Дженни была в восторге от того, чти Дэвид произвёл в «Холме» такое хорошее впечатление, что он «подружился с Баррасами». У Дженни было такое тяготение к «высшему обществу», что её радовала возможность приблизиться к нему хотя бы косвенным образом. По вечерам, когда Дэвид приходил домой, она заставляла его рассказывать все подробно: «Неужели она так именно и сказала?» «А как там подают печенье — ставят на стол или оставляют вазу на подносе?» То, что Хильде, может быть, нравился Дэвид, ничуть не беспокоило Дженни. Она не ревновала и была крепко уверена в Дэвиде, к тому же эта Хильда — «настоящее пугало». Дэвида забавлял жадный интерес Дженни к «Холму», и он часто, поддразнивая её, выдумывал самые замысловатые происшествия. Но Дженни провести было не так-то легко. У неё, по её собственному выражению, была голова на плечах, Дженни оставалась Дженни.
Дэвид понемногу узнавал её ближе. Его часто поражала мысль, что только теперь он начинает узнавать собственную жену. — Но не так уж странно, — говорил он себе, — что до свадьбы он не знал её. Он смотрел тогда на Дженни сквозь призму своей любви, она была для него цветком, сладкой прелестью весны, её дыханием. Теперь он начинал узнавать настоящую Дженни, Дженни, которая жаждала «общества», нарядов, развлечений, любила рестораны и была не прочь выпить стаканчик портвейна, была чувственна, но охотно возмущалась «неприличием», шутя мирилась с серьёзными неприятностями и плакала из-за пустяков, которая требовала любви и сочувствия и ласк, имела привычку тупо противоречить, не приводя никаких доводов, Дженни, в которой логика сочеталась с диким безрассудством. Дэвид все ещё любил её и знал, что никогда любить не перестанет. Но теперь они часто и сильно ссорились. Дженни была упряма, и он тоже. И в некоторых вопросах никак нельзя было позволить Дженни поступать так, как ей хотелось. Он не мог, например, позволить ей пить портвейн. В тот вечер в ресторане Перси, когда она заказывала себе одну порцию за другой, он почувствовал, что Дженни слишком пристрастилась к этому напитку. Нельзя допускать, чтобы она держала его в доме.

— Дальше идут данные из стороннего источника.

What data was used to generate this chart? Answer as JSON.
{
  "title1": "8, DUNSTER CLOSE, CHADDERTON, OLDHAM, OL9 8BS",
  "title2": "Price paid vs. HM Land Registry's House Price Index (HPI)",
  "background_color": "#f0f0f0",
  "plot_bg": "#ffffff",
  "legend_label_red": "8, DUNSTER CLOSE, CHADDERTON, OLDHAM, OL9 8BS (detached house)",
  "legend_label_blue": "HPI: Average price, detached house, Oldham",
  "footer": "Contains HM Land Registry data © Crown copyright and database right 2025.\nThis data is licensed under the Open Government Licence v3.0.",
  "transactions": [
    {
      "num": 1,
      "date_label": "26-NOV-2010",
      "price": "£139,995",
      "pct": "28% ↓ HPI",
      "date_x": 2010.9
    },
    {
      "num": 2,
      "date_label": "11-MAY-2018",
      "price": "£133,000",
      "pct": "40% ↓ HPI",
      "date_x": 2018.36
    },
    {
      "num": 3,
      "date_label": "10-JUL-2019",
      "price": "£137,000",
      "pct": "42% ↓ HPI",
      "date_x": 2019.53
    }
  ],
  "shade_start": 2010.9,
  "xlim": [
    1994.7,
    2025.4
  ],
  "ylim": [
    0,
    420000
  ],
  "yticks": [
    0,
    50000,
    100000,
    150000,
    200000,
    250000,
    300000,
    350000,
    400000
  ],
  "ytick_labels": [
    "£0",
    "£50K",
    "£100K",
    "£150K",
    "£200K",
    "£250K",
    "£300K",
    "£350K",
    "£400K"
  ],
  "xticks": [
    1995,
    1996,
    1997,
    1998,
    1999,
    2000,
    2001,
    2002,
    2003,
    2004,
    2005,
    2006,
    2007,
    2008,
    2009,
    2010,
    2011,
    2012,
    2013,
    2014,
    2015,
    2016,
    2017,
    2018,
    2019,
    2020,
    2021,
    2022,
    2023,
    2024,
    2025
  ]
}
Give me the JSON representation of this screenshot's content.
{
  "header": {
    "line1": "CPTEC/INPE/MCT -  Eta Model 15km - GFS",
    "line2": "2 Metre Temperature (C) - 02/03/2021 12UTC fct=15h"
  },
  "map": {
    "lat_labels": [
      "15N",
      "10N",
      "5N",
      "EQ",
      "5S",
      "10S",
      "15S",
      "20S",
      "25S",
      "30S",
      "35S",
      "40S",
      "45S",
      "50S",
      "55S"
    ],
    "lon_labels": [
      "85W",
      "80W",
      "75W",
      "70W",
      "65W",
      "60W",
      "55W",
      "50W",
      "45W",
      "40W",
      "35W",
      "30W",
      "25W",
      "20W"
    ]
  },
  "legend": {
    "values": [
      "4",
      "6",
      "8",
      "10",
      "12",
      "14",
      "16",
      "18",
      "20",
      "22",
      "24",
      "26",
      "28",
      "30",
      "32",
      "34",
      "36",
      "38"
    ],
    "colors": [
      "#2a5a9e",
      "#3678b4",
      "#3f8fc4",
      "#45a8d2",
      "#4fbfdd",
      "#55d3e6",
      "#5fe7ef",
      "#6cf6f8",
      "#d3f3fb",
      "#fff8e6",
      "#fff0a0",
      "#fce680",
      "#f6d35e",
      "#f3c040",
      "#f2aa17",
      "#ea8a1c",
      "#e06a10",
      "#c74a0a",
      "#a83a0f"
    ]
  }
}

Из-за этого они воевали: «Ты рад отравить другому удовольствие… Тебе бы вступить в Армию Спасения… я тебя ненавижу… ненавижу, слышишь?» Потом — бурные слезы, трогательное примирение и нежность. «О, я тебя люблю, Дэвид, люблю, люблю».
Ссорились они из-за экзаменов Дэвида. Дженни, разумеется, желала, чтобы он получил степень бакалавра. Ей «до смерти» хотелось этого, «назло» миссис Стротер и некоторым другим. Но она попросту не оставляла Дэвиду времени заниматься. По вечерам всегда оказывалось нужным пойти куда-нибудь, а если они сидели одни дома, то начинались патетические заявления: «Посади меня к себе на колени, Дэвид, миленький, мне кажется, ты уже целую вечность меня не ласкал». Или, слегка порезав палец ножом, которым чистила картофель, она уверяла, что «потеряла такую массу крови» («и когда уж мы сможем, наконец, держать прислугу, как ты думаешь, Дэвид?»), и никому, кроме Дэвида, не позволяла делать перевязку. В такие моменты степень бакалавра отходила на второй план. Целых полгода Дэвид все откладывал экзамены, а теперь, когда прибавились ещё уроки в «Холме», надо думать, что пропадёт опять полгода. Он стал предпринимать поездки на велосипеде за пятнадцать миль в Уолингтон, — деревню, где поселился Кэрмайкль. Там он находил успокоение и разумные советы: на что надо приналечь, что можно пока отложить. Разочарованный Кэрмайкль был добр к нему, по-настоящему добр. Дэвид часто проводил у него свободный конец недели — субботу и воскресенье.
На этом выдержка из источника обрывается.